I read in the news yesterday that LinkedIn was giving their employees a week off to prevent burnout. When I read that, I immediately started to fantasize about being off next week. Why? Because I, too, am feeling the effects of burnout.
I debated writing this post today because I want to do absolutely nothing today. I was planning to relax and enjoy my weekend. But, I needed to open my laptop to do something else, and it compelled me to write this.
I admit this is a problem.
Last weekend I received my second dose of the covid vaccine, and I secretly hoped that I would be down for 24-hours and not feel compelled to do anything. Much to my surprise, it ended up being 72-hours. It was lovely, but I shouldn’t have to be sick to feel good about taking that time for myself or my family.
In the past two weeks, every meeting I have been in is the same thing all around. People are exhausted. Q1 was a slog; the weather is improving; kids are on spring break; I need a massive vacation. These little admissions that we all need some help right now shouldn’t go unnoticed by ourselves or our employers.

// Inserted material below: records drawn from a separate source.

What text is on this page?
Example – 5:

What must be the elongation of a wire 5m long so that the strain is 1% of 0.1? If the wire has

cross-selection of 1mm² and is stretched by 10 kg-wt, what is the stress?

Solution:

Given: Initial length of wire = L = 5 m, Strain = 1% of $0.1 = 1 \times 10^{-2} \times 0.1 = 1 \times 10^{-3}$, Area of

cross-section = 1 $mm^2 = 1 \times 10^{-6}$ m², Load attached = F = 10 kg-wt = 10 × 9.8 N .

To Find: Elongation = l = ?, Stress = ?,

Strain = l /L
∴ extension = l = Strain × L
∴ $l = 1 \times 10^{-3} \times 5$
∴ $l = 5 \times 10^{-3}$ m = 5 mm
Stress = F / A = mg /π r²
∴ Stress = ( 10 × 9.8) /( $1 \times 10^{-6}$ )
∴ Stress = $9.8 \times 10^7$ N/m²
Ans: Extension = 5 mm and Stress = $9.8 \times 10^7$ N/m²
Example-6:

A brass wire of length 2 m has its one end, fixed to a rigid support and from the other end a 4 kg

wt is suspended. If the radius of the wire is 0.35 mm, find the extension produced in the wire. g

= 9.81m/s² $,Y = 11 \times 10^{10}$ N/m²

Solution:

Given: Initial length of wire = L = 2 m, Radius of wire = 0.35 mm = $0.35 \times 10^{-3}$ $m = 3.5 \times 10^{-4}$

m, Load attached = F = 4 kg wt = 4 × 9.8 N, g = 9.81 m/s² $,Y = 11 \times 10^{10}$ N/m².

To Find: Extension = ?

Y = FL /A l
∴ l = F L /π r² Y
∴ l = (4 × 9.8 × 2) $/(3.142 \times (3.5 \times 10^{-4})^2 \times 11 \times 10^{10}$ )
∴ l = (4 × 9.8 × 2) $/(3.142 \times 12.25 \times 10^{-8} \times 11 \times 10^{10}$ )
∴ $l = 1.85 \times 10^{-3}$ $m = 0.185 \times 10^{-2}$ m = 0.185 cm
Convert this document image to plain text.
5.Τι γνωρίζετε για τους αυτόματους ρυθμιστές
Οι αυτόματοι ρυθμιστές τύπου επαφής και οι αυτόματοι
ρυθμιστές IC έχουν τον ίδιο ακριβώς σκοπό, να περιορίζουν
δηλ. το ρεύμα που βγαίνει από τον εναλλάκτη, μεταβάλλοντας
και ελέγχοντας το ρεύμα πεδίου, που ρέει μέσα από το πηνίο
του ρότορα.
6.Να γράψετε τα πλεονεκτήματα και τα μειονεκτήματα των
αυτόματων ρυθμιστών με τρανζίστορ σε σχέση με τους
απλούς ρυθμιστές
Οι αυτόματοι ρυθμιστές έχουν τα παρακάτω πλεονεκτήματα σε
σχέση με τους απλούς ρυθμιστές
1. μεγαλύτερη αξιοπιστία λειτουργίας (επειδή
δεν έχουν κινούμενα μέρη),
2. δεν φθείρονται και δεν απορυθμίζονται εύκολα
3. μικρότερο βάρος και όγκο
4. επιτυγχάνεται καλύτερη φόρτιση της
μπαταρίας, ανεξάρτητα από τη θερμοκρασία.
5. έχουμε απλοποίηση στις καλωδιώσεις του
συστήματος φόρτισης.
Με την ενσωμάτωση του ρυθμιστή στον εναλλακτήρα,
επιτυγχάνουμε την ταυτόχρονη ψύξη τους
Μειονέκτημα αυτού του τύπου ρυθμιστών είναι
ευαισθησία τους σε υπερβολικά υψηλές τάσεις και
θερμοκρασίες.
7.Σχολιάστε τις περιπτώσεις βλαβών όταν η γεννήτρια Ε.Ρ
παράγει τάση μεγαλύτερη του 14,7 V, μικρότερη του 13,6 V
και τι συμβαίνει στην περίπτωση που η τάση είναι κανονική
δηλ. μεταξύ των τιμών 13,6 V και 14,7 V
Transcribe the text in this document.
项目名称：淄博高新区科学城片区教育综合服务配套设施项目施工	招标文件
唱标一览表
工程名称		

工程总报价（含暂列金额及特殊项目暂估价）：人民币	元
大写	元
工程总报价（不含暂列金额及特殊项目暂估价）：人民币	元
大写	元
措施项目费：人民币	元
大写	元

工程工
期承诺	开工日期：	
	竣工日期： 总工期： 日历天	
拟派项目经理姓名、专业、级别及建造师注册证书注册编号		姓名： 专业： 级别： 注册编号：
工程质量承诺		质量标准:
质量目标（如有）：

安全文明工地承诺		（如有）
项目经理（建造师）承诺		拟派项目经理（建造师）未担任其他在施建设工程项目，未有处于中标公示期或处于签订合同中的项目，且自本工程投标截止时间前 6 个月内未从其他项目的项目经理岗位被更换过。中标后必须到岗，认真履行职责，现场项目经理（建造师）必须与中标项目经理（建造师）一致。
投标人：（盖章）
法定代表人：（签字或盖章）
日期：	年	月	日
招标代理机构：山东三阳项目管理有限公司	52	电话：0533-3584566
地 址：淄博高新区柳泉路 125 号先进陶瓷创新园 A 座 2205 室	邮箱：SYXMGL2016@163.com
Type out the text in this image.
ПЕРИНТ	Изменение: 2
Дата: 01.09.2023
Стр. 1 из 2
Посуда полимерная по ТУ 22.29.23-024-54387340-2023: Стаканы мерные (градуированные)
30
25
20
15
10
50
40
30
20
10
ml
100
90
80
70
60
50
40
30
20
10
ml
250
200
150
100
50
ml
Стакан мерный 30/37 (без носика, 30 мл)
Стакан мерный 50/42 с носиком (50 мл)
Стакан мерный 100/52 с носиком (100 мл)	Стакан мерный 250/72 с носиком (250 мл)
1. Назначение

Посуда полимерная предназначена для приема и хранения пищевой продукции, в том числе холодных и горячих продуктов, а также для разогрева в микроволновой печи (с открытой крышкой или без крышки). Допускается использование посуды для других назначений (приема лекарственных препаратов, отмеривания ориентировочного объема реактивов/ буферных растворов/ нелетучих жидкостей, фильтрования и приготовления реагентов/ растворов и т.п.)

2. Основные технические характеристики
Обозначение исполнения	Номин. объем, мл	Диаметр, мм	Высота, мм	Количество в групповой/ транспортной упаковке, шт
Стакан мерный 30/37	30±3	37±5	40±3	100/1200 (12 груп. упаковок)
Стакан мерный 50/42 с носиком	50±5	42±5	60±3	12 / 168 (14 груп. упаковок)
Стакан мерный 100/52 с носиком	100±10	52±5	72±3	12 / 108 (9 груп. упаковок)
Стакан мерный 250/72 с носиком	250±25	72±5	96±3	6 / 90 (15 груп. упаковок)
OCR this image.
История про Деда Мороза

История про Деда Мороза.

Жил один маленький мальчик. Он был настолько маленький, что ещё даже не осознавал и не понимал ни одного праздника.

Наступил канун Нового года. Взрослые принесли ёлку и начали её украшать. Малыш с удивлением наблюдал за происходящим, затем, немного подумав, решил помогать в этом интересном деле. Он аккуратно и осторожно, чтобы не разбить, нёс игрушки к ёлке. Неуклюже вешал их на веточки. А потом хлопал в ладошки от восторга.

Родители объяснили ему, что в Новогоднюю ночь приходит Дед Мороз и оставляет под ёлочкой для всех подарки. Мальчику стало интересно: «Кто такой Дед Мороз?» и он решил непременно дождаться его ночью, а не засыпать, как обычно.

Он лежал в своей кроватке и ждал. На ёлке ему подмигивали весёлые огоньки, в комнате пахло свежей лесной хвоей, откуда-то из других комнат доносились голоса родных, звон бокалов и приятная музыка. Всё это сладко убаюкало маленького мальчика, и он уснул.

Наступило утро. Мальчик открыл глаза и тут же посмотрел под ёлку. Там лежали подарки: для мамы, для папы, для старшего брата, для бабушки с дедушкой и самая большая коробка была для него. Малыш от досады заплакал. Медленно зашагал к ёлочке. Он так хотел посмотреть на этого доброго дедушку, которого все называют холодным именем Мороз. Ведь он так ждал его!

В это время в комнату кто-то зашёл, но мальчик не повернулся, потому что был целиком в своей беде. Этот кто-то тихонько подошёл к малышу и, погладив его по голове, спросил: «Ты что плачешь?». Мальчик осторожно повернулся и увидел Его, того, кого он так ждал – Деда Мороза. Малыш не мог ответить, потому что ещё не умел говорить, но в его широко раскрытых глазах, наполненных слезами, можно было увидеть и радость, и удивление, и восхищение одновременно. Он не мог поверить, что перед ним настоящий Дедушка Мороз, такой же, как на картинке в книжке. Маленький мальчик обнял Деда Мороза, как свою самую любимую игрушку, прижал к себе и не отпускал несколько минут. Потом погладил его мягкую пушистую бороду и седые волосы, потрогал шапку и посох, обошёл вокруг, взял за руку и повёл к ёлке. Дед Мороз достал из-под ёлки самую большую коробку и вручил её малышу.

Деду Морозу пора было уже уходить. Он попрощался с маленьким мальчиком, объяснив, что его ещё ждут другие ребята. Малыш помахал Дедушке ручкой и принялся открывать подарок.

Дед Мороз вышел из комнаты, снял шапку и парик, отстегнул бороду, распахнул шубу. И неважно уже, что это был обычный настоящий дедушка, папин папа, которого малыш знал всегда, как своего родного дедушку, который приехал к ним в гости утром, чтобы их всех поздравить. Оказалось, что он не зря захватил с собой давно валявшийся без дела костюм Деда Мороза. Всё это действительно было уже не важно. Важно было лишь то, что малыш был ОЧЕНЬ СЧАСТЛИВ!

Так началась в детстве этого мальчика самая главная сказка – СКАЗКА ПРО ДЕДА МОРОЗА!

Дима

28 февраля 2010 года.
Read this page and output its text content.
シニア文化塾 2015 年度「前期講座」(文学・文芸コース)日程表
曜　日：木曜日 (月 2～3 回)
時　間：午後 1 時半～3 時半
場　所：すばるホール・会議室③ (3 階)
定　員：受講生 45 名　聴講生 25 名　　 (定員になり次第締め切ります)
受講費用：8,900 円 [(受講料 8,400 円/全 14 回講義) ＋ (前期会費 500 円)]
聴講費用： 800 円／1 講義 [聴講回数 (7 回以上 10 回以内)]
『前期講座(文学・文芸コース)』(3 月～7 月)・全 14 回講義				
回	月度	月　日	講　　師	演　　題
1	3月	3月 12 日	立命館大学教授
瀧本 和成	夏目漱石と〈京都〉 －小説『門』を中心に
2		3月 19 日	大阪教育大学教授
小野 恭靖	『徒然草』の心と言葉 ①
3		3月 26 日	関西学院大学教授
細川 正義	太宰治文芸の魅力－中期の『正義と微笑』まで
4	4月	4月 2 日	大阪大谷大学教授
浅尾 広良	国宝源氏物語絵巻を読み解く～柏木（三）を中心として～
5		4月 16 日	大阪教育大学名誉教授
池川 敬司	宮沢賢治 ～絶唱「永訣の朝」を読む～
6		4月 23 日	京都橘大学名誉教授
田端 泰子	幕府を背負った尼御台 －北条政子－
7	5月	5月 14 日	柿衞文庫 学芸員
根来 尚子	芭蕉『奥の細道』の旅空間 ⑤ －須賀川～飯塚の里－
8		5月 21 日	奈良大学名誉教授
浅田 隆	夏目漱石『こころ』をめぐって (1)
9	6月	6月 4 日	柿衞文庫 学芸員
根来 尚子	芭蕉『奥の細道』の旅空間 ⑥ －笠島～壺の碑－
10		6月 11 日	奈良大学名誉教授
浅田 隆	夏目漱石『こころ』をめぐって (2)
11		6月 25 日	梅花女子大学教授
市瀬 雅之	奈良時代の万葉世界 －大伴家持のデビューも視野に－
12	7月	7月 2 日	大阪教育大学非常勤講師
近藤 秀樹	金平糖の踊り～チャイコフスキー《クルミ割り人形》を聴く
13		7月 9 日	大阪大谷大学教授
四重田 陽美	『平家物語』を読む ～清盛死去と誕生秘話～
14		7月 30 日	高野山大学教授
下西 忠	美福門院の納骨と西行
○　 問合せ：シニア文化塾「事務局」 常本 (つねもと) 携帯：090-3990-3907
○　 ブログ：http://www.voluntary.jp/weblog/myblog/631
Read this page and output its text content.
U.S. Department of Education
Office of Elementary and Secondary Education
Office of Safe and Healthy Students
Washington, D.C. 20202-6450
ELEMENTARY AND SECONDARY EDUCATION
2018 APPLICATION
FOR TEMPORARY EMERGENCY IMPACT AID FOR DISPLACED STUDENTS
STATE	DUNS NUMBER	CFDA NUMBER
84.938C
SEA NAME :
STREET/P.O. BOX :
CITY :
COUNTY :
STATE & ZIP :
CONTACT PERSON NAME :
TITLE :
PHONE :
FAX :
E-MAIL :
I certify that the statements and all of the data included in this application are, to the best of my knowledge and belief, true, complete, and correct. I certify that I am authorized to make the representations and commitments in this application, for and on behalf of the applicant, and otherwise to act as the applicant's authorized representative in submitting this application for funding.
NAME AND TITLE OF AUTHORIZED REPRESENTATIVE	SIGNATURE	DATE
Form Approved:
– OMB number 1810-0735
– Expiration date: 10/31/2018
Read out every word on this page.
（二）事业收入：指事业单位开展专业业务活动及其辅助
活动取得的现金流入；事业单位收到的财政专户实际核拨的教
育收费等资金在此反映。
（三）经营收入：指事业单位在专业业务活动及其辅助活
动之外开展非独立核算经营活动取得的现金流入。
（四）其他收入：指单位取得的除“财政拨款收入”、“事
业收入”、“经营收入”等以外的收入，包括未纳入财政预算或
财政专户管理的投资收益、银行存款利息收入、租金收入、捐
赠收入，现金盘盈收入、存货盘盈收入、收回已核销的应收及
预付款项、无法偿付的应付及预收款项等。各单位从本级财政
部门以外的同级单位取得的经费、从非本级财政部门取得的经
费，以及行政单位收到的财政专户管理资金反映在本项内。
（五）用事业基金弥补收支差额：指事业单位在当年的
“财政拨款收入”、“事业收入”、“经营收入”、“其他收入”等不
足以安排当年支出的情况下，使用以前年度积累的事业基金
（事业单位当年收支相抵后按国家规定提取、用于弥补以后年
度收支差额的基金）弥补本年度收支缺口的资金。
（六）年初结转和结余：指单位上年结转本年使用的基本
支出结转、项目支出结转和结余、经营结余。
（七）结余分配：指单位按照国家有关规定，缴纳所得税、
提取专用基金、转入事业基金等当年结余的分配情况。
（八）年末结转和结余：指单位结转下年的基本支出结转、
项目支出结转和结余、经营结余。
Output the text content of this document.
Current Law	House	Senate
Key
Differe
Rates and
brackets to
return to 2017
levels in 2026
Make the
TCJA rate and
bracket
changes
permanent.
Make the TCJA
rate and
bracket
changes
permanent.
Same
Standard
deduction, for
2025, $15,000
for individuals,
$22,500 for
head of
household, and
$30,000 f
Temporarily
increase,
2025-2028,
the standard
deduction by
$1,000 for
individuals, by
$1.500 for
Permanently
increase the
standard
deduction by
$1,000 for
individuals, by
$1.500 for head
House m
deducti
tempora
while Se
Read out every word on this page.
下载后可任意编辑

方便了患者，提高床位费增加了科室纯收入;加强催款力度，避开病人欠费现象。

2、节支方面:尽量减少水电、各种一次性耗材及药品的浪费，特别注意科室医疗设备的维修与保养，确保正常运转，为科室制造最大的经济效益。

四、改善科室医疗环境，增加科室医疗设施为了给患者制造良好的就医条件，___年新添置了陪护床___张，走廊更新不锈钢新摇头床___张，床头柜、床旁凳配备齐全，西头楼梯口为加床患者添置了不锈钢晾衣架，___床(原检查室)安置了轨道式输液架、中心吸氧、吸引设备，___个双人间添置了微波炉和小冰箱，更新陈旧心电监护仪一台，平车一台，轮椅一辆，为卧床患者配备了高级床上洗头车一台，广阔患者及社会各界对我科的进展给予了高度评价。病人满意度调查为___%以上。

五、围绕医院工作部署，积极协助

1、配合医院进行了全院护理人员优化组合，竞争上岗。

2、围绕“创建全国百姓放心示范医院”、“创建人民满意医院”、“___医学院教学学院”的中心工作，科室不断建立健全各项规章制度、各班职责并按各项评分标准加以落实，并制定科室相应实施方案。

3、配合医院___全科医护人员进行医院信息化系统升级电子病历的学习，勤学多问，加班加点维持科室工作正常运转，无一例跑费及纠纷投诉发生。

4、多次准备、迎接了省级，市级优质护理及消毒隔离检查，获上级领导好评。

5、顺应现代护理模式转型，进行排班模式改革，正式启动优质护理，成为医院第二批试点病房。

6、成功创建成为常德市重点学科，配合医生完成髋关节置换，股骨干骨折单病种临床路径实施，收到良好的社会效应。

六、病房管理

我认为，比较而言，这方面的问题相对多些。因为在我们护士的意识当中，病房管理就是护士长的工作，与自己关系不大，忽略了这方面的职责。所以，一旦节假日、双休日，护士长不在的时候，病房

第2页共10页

However, even though people need a break, I think we all collectively need a break like LinkedIn. One where everything is shut down for a week, so you don’t feel like you have to join that meeting, respond to that email, or jump on slack even though you are trying to enjoy time away from work.
The company I work for gives us a week like this at the end of every year, and I relish it. When I log back in, in January, my inbox is just as empty as I left it, and I feel refreshed and excited about getting back to work. It’s one of the most significant benefits of working for this company.
When I log back in on Monday, I will be dreaming of a LinkedIn type of vacation. But since I will be working, it will also be a good time to recalibrate my working ways to reduce my stress and be more efficient—a work-life balance spring cleaning.